Here is the challenge: Since each row has 9 entries, for a given set of 9 numbers, there are 9! different permutations in a row for them to appear.

So, I decided to go with creating a Unique signature for each row. Get all the elements of a row, sort them out in ascending order, and create an 18-digit signature unique to a row. For example, for row 1 with elements [1, 2, 3, 4, 5, 6, 7, 8, 9], the unique signature would be 010203040506070809. So, if some other row has the same 9 numbers in some other permutation, it will also have the same signature of 010203040506070809. This signature will only be different if the row has another set of 9 numbers regardless of the 9! possible permutations. Hence if I add a constraint that all the unique signatures must be different, I should get what I want.

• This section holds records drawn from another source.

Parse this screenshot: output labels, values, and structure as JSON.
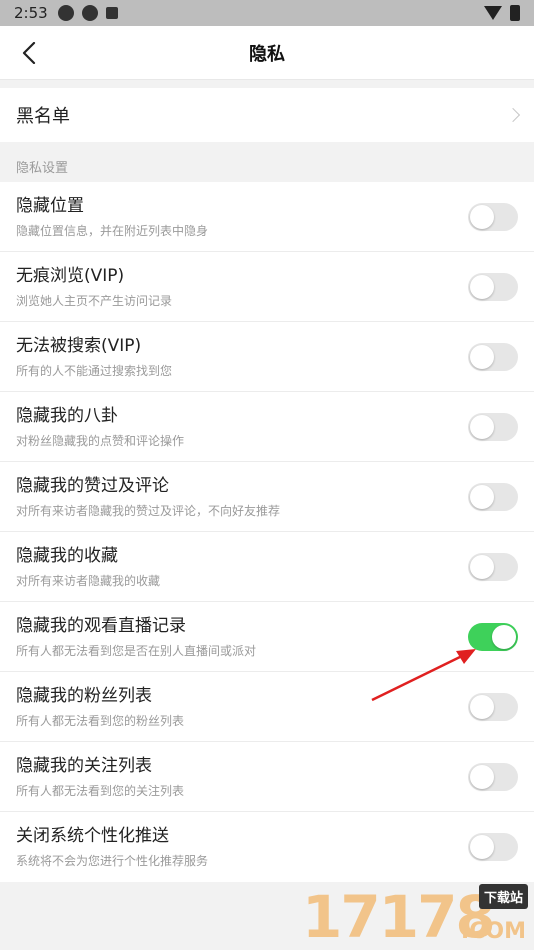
{
  "status_bar": {
    "time": "2:53"
  },
  "nav": {
    "title": "隐私"
  },
  "blacklist": {
    "label": "黑名单"
  },
  "privacy_section": {
    "header": "隐私设置"
  },
  "settings": [
    {
      "title": "隐藏位置",
      "desc": "隐藏位置信息，并在附近列表中隐身",
      "enabled": false
    },
    {
      "title": "无痕浏览(VIP)",
      "desc": "浏览她人主页不产生访问记录",
      "enabled": false
    },
    {
      "title": "无法被搜索(VIP)",
      "desc": "所有的人不能通过搜索找到您",
      "enabled": false
    },
    {
      "title": "隐藏我的八卦",
      "desc": "对粉丝隐藏我的点赞和评论操作",
      "enabled": false
    },
    {
      "title": "隐藏我的赞过及评论",
      "desc": "对所有来访者隐藏我的赞过及评论，不向好友推荐",
      "enabled": false
    },
    {
      "title": "隐藏我的收藏",
      "desc": "对所有来访者隐藏我的收藏",
      "enabled": false
    },
    {
      "title": "隐藏我的观看直播记录",
      "desc": "所有人都无法看到您是否在别人直播间或派对",
      "enabled": true
    },
    {
      "title": "隐藏我的粉丝列表",
      "desc": "所有人都无法看到您的粉丝列表",
      "enabled": false
    },
    {
      "title": "隐藏我的关注列表",
      "desc": "所有人都无法看到您的关注列表",
      "enabled": false
    },
    {
      "title": "关闭系统个性化推送",
      "desc": "系统将不会为您进行个性化推荐服务",
      "enabled": false
    }
  ],
  "watermark": {
    "number": "17178",
    "badge": "下载站",
    "suffix": ".COM"
  },
  "colors": {
    "toggle_on": "#3ed15a",
    "toggle_off": "#e6e6e6",
    "annotation_arrow": "#e02020"
  }
}
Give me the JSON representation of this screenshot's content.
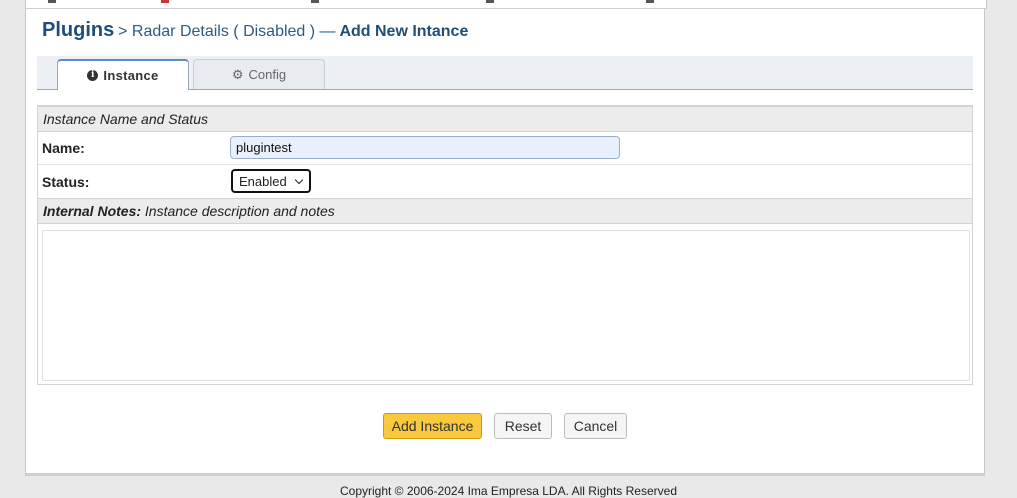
{
  "header": {
    "title": "Plugins",
    "crumb": "> Radar Details ( Disabled ) —",
    "action": "Add New Intance"
  },
  "tabs": [
    {
      "label": "Instance",
      "icon": "info-icon",
      "active": true
    },
    {
      "label": "Config",
      "icon": "gear-icon",
      "active": false
    }
  ],
  "form": {
    "section_title": "Instance Name and Status",
    "name_label": "Name:",
    "name_value": "plugintest",
    "status_label": "Status:",
    "status_value": "Enabled",
    "notes_label": "Internal Notes:",
    "notes_desc": "Instance description and notes",
    "notes_value": ""
  },
  "buttons": {
    "add": "Add Instance",
    "reset": "Reset",
    "cancel": "Cancel"
  },
  "footer": {
    "text": "Copyright © 2006-2024 Ima Empresa LDA. All Rights Reserved"
  },
  "colors": {
    "accent": "#1f4e79",
    "primary_button": "#f8c93e"
  }
}
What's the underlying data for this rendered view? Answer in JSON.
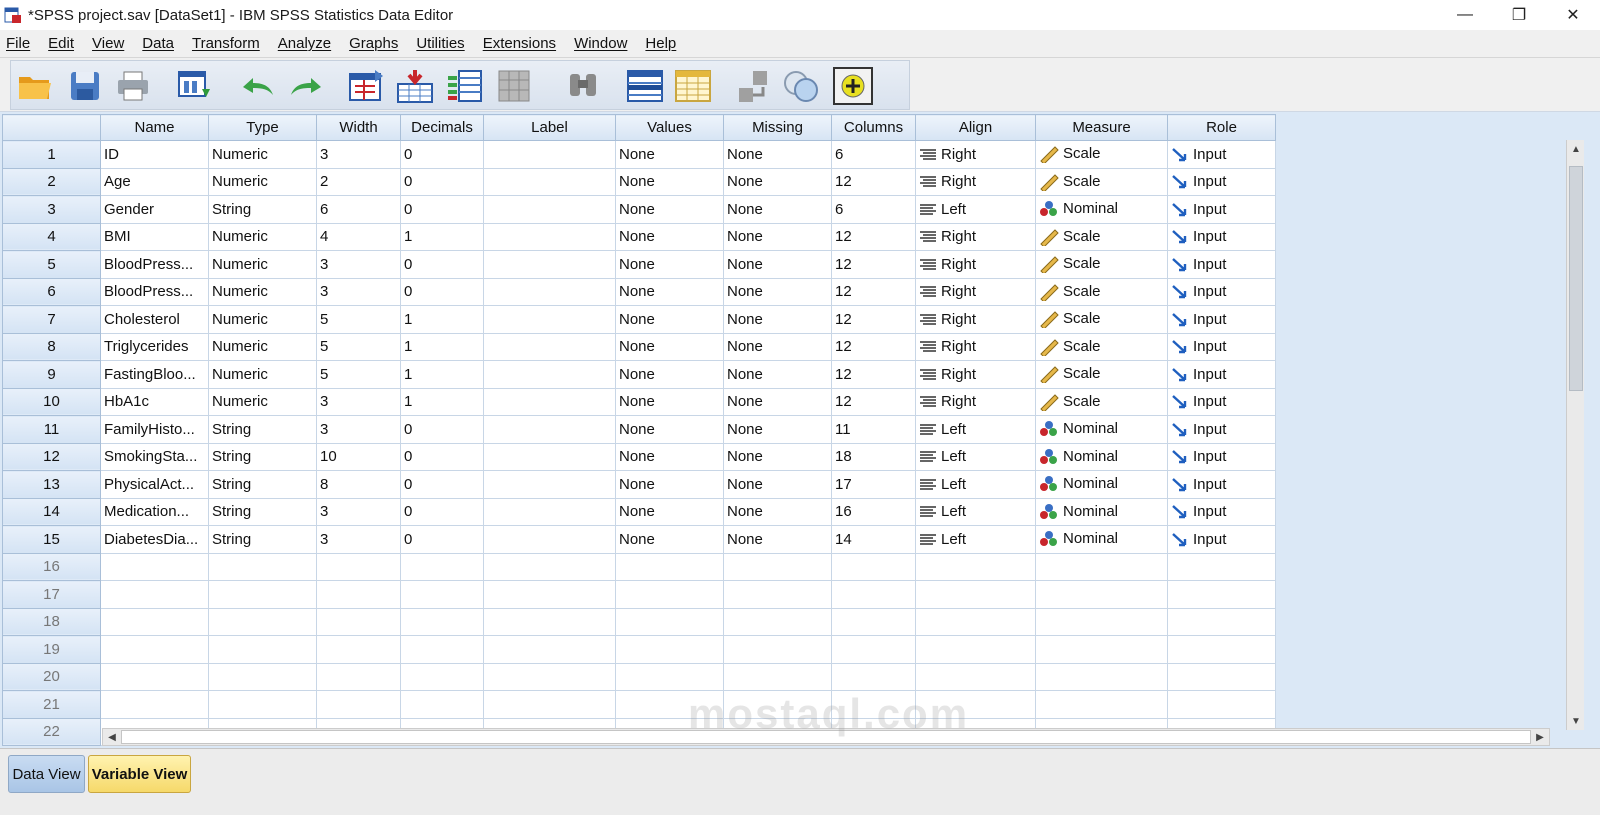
{
  "window": {
    "title": "*SPSS project.sav [DataSet1] - IBM SPSS Statistics Data Editor",
    "minimize": "—",
    "maximize": "❐",
    "close": "✕"
  },
  "menu": [
    "File",
    "Edit",
    "View",
    "Data",
    "Transform",
    "Analyze",
    "Graphs",
    "Utilities",
    "Extensions",
    "Window",
    "Help"
  ],
  "toolbar_icons": [
    "open-icon",
    "save-icon",
    "print-icon",
    "recall-dialog-icon",
    "undo-icon",
    "redo-icon",
    "goto-case-icon",
    "goto-variable-icon",
    "variables-icon",
    "run-descriptive-icon",
    "find-icon",
    "insert-cases-icon",
    "insert-variable-icon",
    "split-file-icon",
    "value-labels-icon",
    "use-sets-icon",
    "spelling-icon"
  ],
  "columns": [
    "Name",
    "Type",
    "Width",
    "Decimals",
    "Label",
    "Values",
    "Missing",
    "Columns",
    "Align",
    "Measure",
    "Role"
  ],
  "rows": [
    {
      "n": "1",
      "name": "ID",
      "type": "Numeric",
      "width": "3",
      "decimals": "0",
      "label": "",
      "values": "None",
      "missing": "None",
      "columns": "6",
      "align": "Right",
      "measure": "Scale",
      "role": "Input"
    },
    {
      "n": "2",
      "name": "Age",
      "type": "Numeric",
      "width": "2",
      "decimals": "0",
      "label": "",
      "values": "None",
      "missing": "None",
      "columns": "12",
      "align": "Right",
      "measure": "Scale",
      "role": "Input"
    },
    {
      "n": "3",
      "name": "Gender",
      "type": "String",
      "width": "6",
      "decimals": "0",
      "label": "",
      "values": "None",
      "missing": "None",
      "columns": "6",
      "align": "Left",
      "measure": "Nominal",
      "role": "Input"
    },
    {
      "n": "4",
      "name": "BMI",
      "type": "Numeric",
      "width": "4",
      "decimals": "1",
      "label": "",
      "values": "None",
      "missing": "None",
      "columns": "12",
      "align": "Right",
      "measure": "Scale",
      "role": "Input"
    },
    {
      "n": "5",
      "name": "BloodPress...",
      "type": "Numeric",
      "width": "3",
      "decimals": "0",
      "label": "",
      "values": "None",
      "missing": "None",
      "columns": "12",
      "align": "Right",
      "measure": "Scale",
      "role": "Input"
    },
    {
      "n": "6",
      "name": "BloodPress...",
      "type": "Numeric",
      "width": "3",
      "decimals": "0",
      "label": "",
      "values": "None",
      "missing": "None",
      "columns": "12",
      "align": "Right",
      "measure": "Scale",
      "role": "Input"
    },
    {
      "n": "7",
      "name": "Cholesterol",
      "type": "Numeric",
      "width": "5",
      "decimals": "1",
      "label": "",
      "values": "None",
      "missing": "None",
      "columns": "12",
      "align": "Right",
      "measure": "Scale",
      "role": "Input"
    },
    {
      "n": "8",
      "name": "Triglycerides",
      "type": "Numeric",
      "width": "5",
      "decimals": "1",
      "label": "",
      "values": "None",
      "missing": "None",
      "columns": "12",
      "align": "Right",
      "measure": "Scale",
      "role": "Input"
    },
    {
      "n": "9",
      "name": "FastingBloo...",
      "type": "Numeric",
      "width": "5",
      "decimals": "1",
      "label": "",
      "values": "None",
      "missing": "None",
      "columns": "12",
      "align": "Right",
      "measure": "Scale",
      "role": "Input"
    },
    {
      "n": "10",
      "name": "HbA1c",
      "type": "Numeric",
      "width": "3",
      "decimals": "1",
      "label": "",
      "values": "None",
      "missing": "None",
      "columns": "12",
      "align": "Right",
      "measure": "Scale",
      "role": "Input"
    },
    {
      "n": "11",
      "name": "FamilyHisto...",
      "type": "String",
      "width": "3",
      "decimals": "0",
      "label": "",
      "values": "None",
      "missing": "None",
      "columns": "11",
      "align": "Left",
      "measure": "Nominal",
      "role": "Input"
    },
    {
      "n": "12",
      "name": "SmokingSta...",
      "type": "String",
      "width": "10",
      "decimals": "0",
      "label": "",
      "values": "None",
      "missing": "None",
      "columns": "18",
      "align": "Left",
      "measure": "Nominal",
      "role": "Input"
    },
    {
      "n": "13",
      "name": "PhysicalAct...",
      "type": "String",
      "width": "8",
      "decimals": "0",
      "label": "",
      "values": "None",
      "missing": "None",
      "columns": "17",
      "align": "Left",
      "measure": "Nominal",
      "role": "Input"
    },
    {
      "n": "14",
      "name": "Medication...",
      "type": "String",
      "width": "3",
      "decimals": "0",
      "label": "",
      "values": "None",
      "missing": "None",
      "columns": "16",
      "align": "Left",
      "measure": "Nominal",
      "role": "Input"
    },
    {
      "n": "15",
      "name": "DiabetesDia...",
      "type": "String",
      "width": "3",
      "decimals": "0",
      "label": "",
      "values": "None",
      "missing": "None",
      "columns": "14",
      "align": "Left",
      "measure": "Nominal",
      "role": "Input"
    }
  ],
  "empty_rows": [
    "16",
    "17",
    "18",
    "19",
    "20",
    "21",
    "22"
  ],
  "tabs": {
    "data_view": "Data View",
    "variable_view": "Variable View"
  },
  "watermark": "mostaql.com",
  "colors": {
    "header_bg": "#d6e4f4",
    "active_tab": "#f6d96a",
    "inactive_tab": "#a9c5e6"
  }
}
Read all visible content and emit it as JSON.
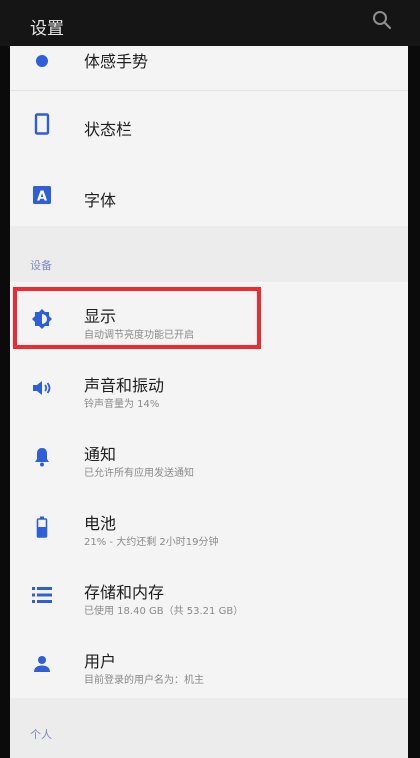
{
  "header": {
    "title": "设置"
  },
  "items_top": [
    {
      "label": "体感手势",
      "icon": "gesture-icon"
    },
    {
      "label": "状态栏",
      "icon": "phone-outline-icon"
    },
    {
      "label": "字体",
      "icon": "font-a-icon"
    }
  ],
  "section_device": "设备",
  "items_device": [
    {
      "label": "显示",
      "sub": "自动调节亮度功能已开启",
      "icon": "brightness-icon"
    },
    {
      "label": "声音和振动",
      "sub": "铃声音量为 14%",
      "icon": "speaker-icon"
    },
    {
      "label": "通知",
      "sub": "已允许所有应用发送通知",
      "icon": "bell-icon"
    },
    {
      "label": "电池",
      "sub": "21% - 大约还剩 2小时19分钟",
      "icon": "battery-icon"
    },
    {
      "label": "存储和内存",
      "sub": "已使用 18.40 GB（共 53.21 GB）",
      "icon": "storage-icon"
    },
    {
      "label": "用户",
      "sub": "目前登录的用户名为：机主",
      "icon": "user-icon"
    }
  ],
  "section_personal": "个人",
  "colors": {
    "accent": "#2f5fd8",
    "highlight": "#ee2b32"
  }
}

Unfortunately, this isn't working since the sorted() method or list sorting is not working well with ortools. So, I had to go for a crude approach and generate all the 9! signatures (I am aware that it is computationally expensive) and pick the smallest signature to be the Unique Signature using the code snippet below.

def DistinctRowColSubGridConstraints(self):
        '''
        Collect all rows, create a unique lexicographical signature for each row,
        and ensure that all rows are unique.
        '''
        
        # Helper to encode a row as a lexicographical signature based on permutation indices
        def encode_as_lexicographical_index(row):
            
            # Create a list of indices: [0, 1, 2, ..., n-1] where n is the row length
            n = len(row)
            indices = list(range(n))
            
            # Generate all permutations of the indices list
            all_permutations = list(permutations(indices))
            
            # Generate All Signatures
            All_Signatures = []
            for perm in all_permutations:
                signature = 0
                for idx in perm:
                    signature = signature * 100 + row[idx]  # Concatenate each element to form the signature
                All_Signatures.append(signature)
            
            return All_Signatures

        # Collect all rows and create lexicographical signature for each
        row_signatures = []
        for i in range(self.Rows):
            
            row = [self.Cells[i][j] for j in range(self.Cols)]  # Get the row
            all_signatures = encode_as_lexicographical_index(row)  # Get all possible signatures
            
            RowUniqueSingature = self.Model.NewIntVar(lb=10**17, ub=10**18-1, name=f"RowUniqueSignature_{i}")
            self.Model.Add(RowUniqueSingature==min(all_signatures))
            
            row_signatures.append(RowUniqueSingature)  # Add signature to list
        
        # Ensure all rows have unique lexicographical signatures
        self.model.AddAllDifferent(row_signatures)

        print("Distinct row constraints added.")

Unfortunately, this is also not working since min() cannot work on Bounded Linear Expressions.

I would appreciate any help or guidance on fixing this issue. I would greatly appreciate if someone could point me to a much efficient solution. Thank you.